I agree with a lot of what’s in Peggy Noonan’s latest Wall Street Journal column, a plea to end the shutdown. So, for example, I largely agree with this:
Those of us who are not politicians agree that neither party has really wanted to solve the problem. Both played it for their own gain, cynically, as if they weren’t even invested in this place. They should be ashamed.
It was not in the interests of the Republican Party to address the border problem because that might leave them open to charges they were driven by questions of race and color. Also their major donors didn’t mind illegal immigration, which was good for business. It’s always convenient when you see things the donors’ way! The affluent and powerful in America enjoy feeling liberal and are uninterested in how poor Americans view chaos (as a threat—America is all they have; they don’t have two passports and a share on a plane) and jobs lost to cheaper labor.
Democrats never intended to control the border because they think doing nothing marks them as the nonracist party, the compassionate, generous party that Hispanics will see as home. They would reap the electoral rewards in a demographically changing country. They will own the future! Their big donors too opposed border strictness. They don’t think about security a lot, even after 9/11. I think it was Murray Kempton who said Republicans are always hearing the creak of the door at night. It’s true. Democrats are less anxious about security. It’s fair to point out they tend to be more affluent and have the protections money can buy. Their fearlessness is not bravery but obliviousness. They off-load anxiety onto Republicans, who are always mysteriously eager to take it up.
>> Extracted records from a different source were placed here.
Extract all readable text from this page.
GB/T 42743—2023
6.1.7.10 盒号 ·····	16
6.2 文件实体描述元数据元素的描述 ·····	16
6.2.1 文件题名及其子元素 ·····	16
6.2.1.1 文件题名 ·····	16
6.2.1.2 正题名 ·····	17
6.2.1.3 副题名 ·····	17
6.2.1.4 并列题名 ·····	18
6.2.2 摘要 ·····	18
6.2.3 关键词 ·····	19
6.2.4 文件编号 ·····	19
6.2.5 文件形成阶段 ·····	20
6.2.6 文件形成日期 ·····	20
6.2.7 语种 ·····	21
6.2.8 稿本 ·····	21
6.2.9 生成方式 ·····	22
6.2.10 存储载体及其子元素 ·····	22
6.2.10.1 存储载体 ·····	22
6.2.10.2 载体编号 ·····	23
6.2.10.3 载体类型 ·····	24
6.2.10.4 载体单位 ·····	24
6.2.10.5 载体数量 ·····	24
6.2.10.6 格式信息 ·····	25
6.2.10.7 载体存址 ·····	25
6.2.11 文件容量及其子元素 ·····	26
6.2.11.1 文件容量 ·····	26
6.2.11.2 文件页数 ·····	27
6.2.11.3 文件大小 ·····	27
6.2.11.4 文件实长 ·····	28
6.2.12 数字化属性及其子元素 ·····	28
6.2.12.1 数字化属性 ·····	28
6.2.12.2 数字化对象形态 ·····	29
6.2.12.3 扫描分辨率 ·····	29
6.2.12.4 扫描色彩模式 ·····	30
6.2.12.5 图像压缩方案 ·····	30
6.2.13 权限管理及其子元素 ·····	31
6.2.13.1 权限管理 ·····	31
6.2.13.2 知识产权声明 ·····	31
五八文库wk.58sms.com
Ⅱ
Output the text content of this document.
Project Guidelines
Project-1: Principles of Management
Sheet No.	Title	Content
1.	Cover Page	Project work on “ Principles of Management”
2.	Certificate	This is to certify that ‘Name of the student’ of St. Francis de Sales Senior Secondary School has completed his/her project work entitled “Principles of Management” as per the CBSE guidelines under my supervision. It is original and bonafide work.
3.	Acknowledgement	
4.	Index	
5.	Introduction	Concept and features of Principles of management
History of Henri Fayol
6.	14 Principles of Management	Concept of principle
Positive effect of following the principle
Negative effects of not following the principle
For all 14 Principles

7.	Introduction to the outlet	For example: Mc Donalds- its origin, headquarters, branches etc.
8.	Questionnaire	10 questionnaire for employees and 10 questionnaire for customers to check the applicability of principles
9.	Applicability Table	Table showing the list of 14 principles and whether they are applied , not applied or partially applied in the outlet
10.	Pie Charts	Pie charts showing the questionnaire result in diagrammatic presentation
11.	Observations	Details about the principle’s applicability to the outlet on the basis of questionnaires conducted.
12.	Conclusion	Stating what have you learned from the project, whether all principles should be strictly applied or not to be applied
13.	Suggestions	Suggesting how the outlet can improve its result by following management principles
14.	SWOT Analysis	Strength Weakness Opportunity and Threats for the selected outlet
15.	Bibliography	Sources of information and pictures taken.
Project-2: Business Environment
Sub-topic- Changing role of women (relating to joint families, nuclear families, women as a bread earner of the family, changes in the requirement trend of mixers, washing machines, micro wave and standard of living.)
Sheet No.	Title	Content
But the crux of the problem is in this paragraph and, sadly, I don’t think it’s true:
Almost everyone would agree we have a right to determine the rules by which legal entry is attained. Most Americans would agree it is desirable to set those rules according to the nation’s needs. America is beginning to experience a shortage of registered nurses. Have you noticed? You will. Wouldn’t it be good to address the shortfall through immigration policy, inviting nurses from other countries to become legal residents and citizens? My people, from Ireland, were welcomed because the dynamic America of 1900 needed laborers and domestic workers. That, luckily, is what my people were. Two generations later I worked for an American president. What a miracle this place is. Let’s keep that up, the miracle part.
It has many problems. I’m not sure that most Americans agree that “we have a right to determine the rules by which legal entry is attained”. I’m not sure when “her people” arrived but when my people, i.e. my Irish ancestors, arrived in the United States (pre-famine Irish), the United States would experience more than another century in which wages would rise for typical workers. That hasn’t been true for nearly two generations now. Importing nurses will increase the number of nurses today but it will also keep wages for nurses down and discourage young Americans from seeking a career in nursing.
Why aren’t more young Americans seeking to become nurses? That’s the question I think she should be asking.
We presently have as high a proportion of immigrants in the population as at any other time in our history. Under the circumstances claiming that more immigrants will solve our problems is extraordinary and deserving of a high standard of proof. Maybe what we need as a society is fewer laborers and domestic workers and more social equality, something that cannot be obtained by importing workers.